Universities’ functioning is involved in this process particularly because of the various requests coming from the society implying the transformation of their internal organization together with the reconsideration of purposes and the way of pursuing them.
From one side the requests coming from the changing economy made the use of knowledge more relevant than curiosity driven research; from the other side the growing relevance of social needs - at specific local level as well as at global level - requires new ways of doing activities together with external stakeholders. Progressively, the universities were invited to accept various way of collaboration with external entities and this process of outreach activities was named “Third Mission”.
- As in other countries, in the Italian system of higher education the Third Mission at the first stage was mostly represented by Technology Transfer activities. Afterwards Public Engagement initiatives progressively acquired space.
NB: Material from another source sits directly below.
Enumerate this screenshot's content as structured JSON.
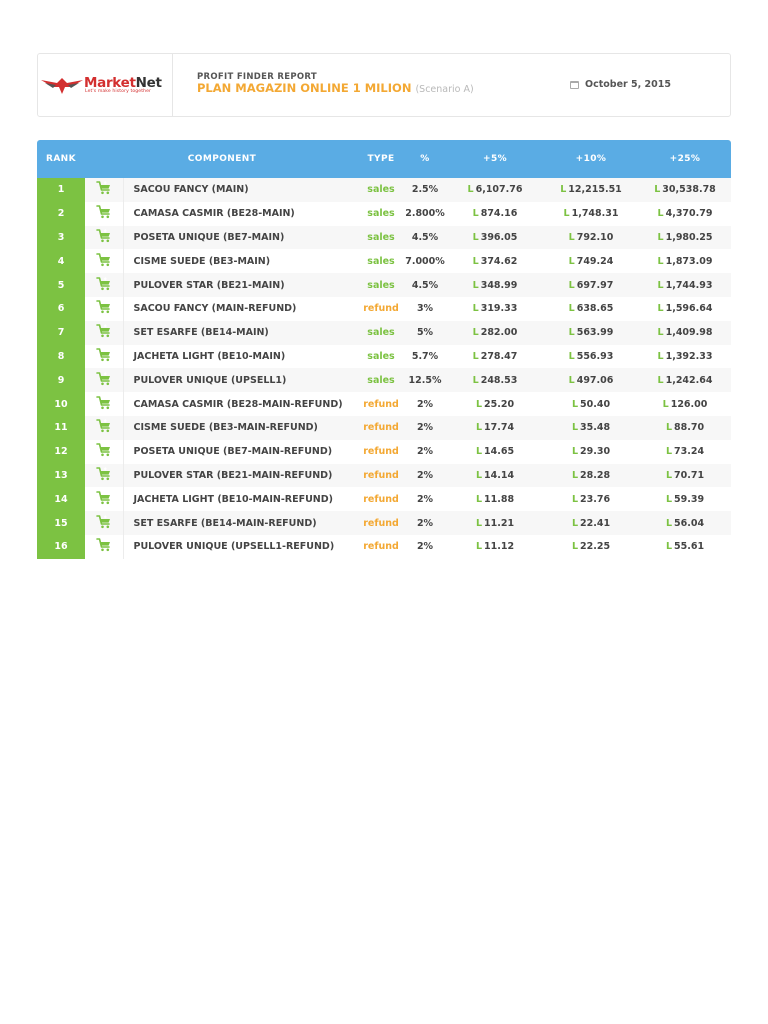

This institutionalization process has been made visible by a very recent qualitative research carried out on twelve universities by the authors of this paper together with others colleagues.
According to our research in all universities Public Engagement embrace quite a number of activities: from cultural programs in peripheral urban areas to environment protection; from didactical activities in jail to special programs for the dissemination of scientific knowledge. In this framework, the concept of ‘Sustainability’ represents one of the more diffused example of Public Engagement activity in the Italian universities: the Milan Polytechnic “Strategic Plan of Sustainability” aims for a personal sustainable and inclusive growth as well as for a sustainable growth of its urban environment through a number of initiatives in peripheral areas. Similarly, the University of Padova is supporting the city administration with a sustainability project, while the University of Roma 3, as well as those of Calabria, Venezia, and Milano-Bicocca are developing cultural activities in their own neighborhoods.
- It is also worth to notice that many of Public Engagement initiatives in the Italian universities are flourishing even if they are not a source of significant economic return. This is just one of the many clues that make the spread of Public Engagement part of the current transformation of universities’ purposes.